Le vapotage : à favoriser ou bien à déconseiller ?

Notre Expert : Pr Jean-Michel CHABOT

Jean-Michel Chabot est médecin et Professeur de santé publique. De 2010 à 2017, il a été conseiller médical de la Présidence de la HAS et membre de la Commission nationale des études de santé (CNES). De 2002 à 2004, il avait été conseiller au cabinet du ministre de la Santé Jean-François Mattéi après avoir été secrétaire de la conférence des Doyens de médecine de 1998 à 2002. Actuellement, il poursuit son activité aux comités de rédaction de la Revue du Praticien et du Concours Pluripro.

Un débat agite aujourd’hui les spécialistes de la lutte contre le tabagisme en Amérique du Nord, en particulier ceux du Département de santé publique de l’école de médecine de Yale sur la côte Est des Etats-Unis. Ce débat tourne autour d’une question simple : faut-il ou non, décourager ou même combattre l’usage de la e-cigarette (que l’on appelle aussi le vapotage) ?

En réalité, répondre à cette question n’est pas aussi simple. Cela dépend des patients et plus généralement des groupes de population auxquels on s’adresse.

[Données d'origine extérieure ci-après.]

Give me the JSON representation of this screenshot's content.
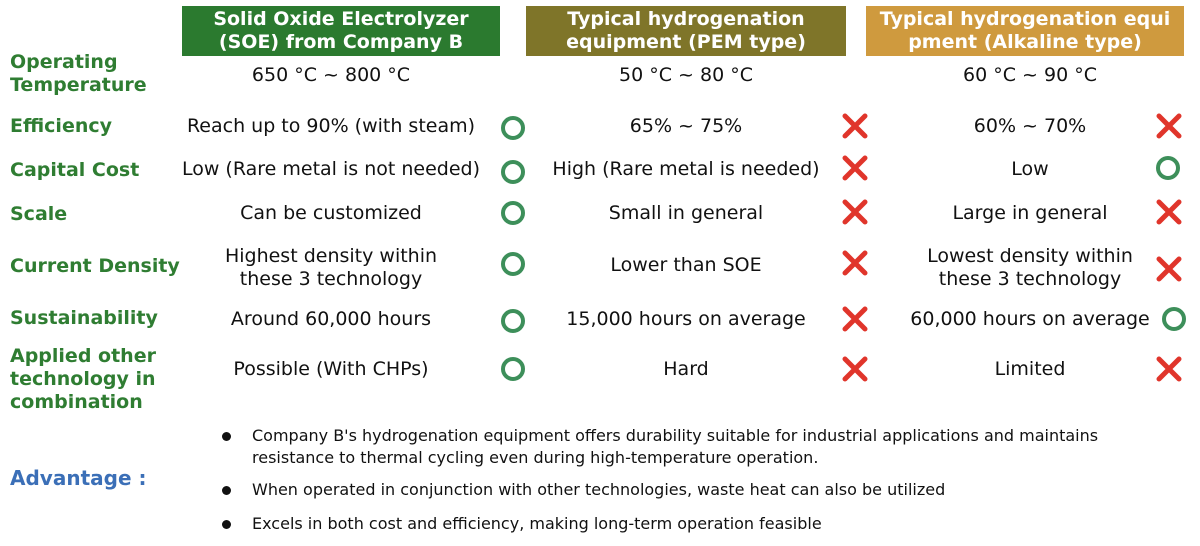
{
  "columns": [
    {
      "line1": "Solid Oxide Electrolyzer",
      "line2": "(SOE) from Company B",
      "color": "#2b7a2f"
    },
    {
      "line1": "Typical hydrogenation",
      "line2": "equipment (PEM type)",
      "color": "#7f7529"
    },
    {
      "line1": "Typical hydrogenation equi",
      "line2": "pment (Alkaline type)",
      "color": "#cf9a3e"
    }
  ],
  "rows": [
    {
      "label": [
        "Operating",
        "Temperature"
      ],
      "cells": [
        [
          "650 °C ~ 800 °C"
        ],
        [
          "50 °C ~ 80 °C"
        ],
        [
          "60 °C ~ 90 °C"
        ]
      ],
      "marks": [
        "",
        "",
        ""
      ]
    },
    {
      "label": [
        "Efficiency"
      ],
      "cells": [
        [
          "Reach up to 90% (with steam)"
        ],
        [
          "65% ~ 75%"
        ],
        [
          "60% ~ 70%"
        ]
      ],
      "marks": [
        "circle",
        "cross",
        "cross"
      ]
    },
    {
      "label": [
        "Capital Cost"
      ],
      "cells": [
        [
          "Low (Rare metal is not needed)"
        ],
        [
          "High (Rare metal is needed)"
        ],
        [
          "Low"
        ]
      ],
      "marks": [
        "circle",
        "cross",
        "circle"
      ]
    },
    {
      "label": [
        "Scale"
      ],
      "cells": [
        [
          "Can be customized"
        ],
        [
          "Small in general"
        ],
        [
          "Large in general"
        ]
      ],
      "marks": [
        "circle",
        "cross",
        "cross"
      ]
    },
    {
      "label": [
        "Current Density"
      ],
      "cells": [
        [
          "Highest density within",
          "these 3 technology"
        ],
        [
          "Lower than SOE"
        ],
        [
          "Lowest density within",
          "these 3 technology"
        ]
      ],
      "marks": [
        "circle",
        "cross",
        "cross"
      ]
    },
    {
      "label": [
        "Sustainability"
      ],
      "cells": [
        [
          "Around 60,000 hours"
        ],
        [
          "15,000 hours on average"
        ],
        [
          "60,000 hours on average"
        ]
      ],
      "marks": [
        "circle",
        "cross",
        "circle"
      ]
    },
    {
      "label": [
        "Applied other",
        "technology in",
        "combination"
      ],
      "cells": [
        [
          "Possible (With CHPs)"
        ],
        [
          "Hard"
        ],
        [
          "Limited"
        ]
      ],
      "marks": [
        "circle",
        "cross",
        "cross"
      ]
    }
  ],
  "advantage": {
    "label": "Advantage :",
    "bullets": [
      "Company B's hydrogenation equipment offers durability suitable for industrial applications and maintains resistance to thermal cycling even during high-temperature operation.",
      "When operated in conjunction with other technologies, waste heat can also be utilized",
      "Excels in both cost and efficiency, making long-term operation feasible"
    ]
  },
  "colors": {
    "label_green": "#2f7d32",
    "circle": "#3d8f5a",
    "cross": "#e0352b",
    "advantage_blue": "#3b6fb7"
  }
}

Et la question est importante, parce que le vapotage est en augmentation constante depuis maintenant une dizaine d’années. Ainsi, une enquête canadienne, en 2019/2020, indique des pourcentages de 16 à 30 % de vapoteurs réguliers dans le groupe d’âge des 15/25 ans ; et moindre pour les sujets plus âgés. En France, les données disponibles sont plus anciennes : environ 6 % de la population, soit 3 millions de personnes dans la tranche d’âge 15/75 ans, selon le Baromètre santé 2015 de Santé publique France.

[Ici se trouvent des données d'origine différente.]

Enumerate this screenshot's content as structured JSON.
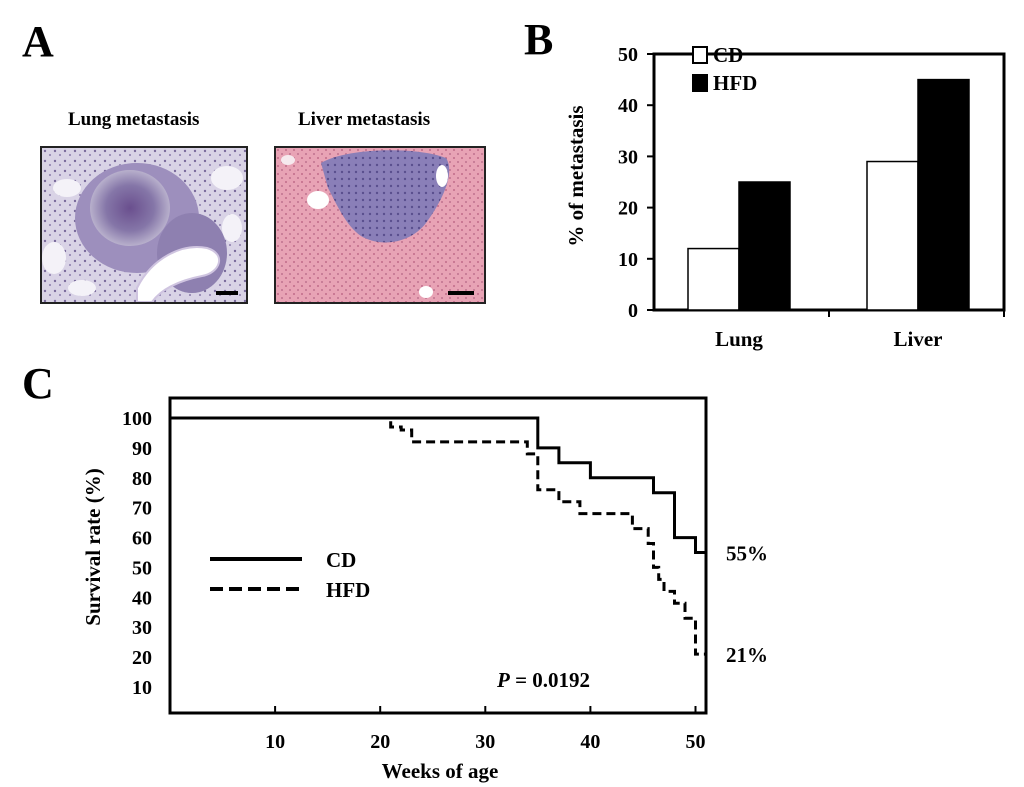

Les termes du débat sont les suivants, à la lumière des résultats des nombreuses études menées et publiées ces dernières années.

  • D’une part, le vapotage peut être encouragé chez les adultes fumeurs habituels, en particulier parce qu’il apparaît comme le meilleur moyen de restreindre et même de s’exonérer d’un tabagisme.
  • Mais d’autre part, le vapotage des adolescents – en forte hausse – doit être combattu, en particulier parce qu’il constitue un mode d’entrée confirmé dans le tabagisme classique (et le cas échéant dans d’autres types d’addictions).

C’est ce dilemme auquel sont confrontés les responsables à qui il revient de conduire les stratégies de prévention du tabagisme. De surcroît, l’apparition récente et l’usage/attrait croissant d’additifs parfumés pour le vapotage compliquent encore les choses : les interdire, comme l’ont fait certains états ou comités aux Etats-Unis, peut limiter le vapotage des adolescents, mais il limite aussi celui des adultes fumeurs de tabac, réduisant ainsi leurs chances de vaincre leur tabagisme classique.

Bref, le sujet est complexe. Une solution, qui n’est cependant pas pleinement satisfaisante, pourrait consister à autoriser la vente de tabac sous toutes ses formes et de e-cigarettes aux seuls sujets adultes (et donc à l’interdire pour les adolescents) ; en faisant peser des pénalités financières aux organisateurs des circuits commerciaux qui y contreviendraient. Mais on sait bien que les interdictions ou plus largement les stratégies de « prévention punitive » ne constituent pas les solutions idéales.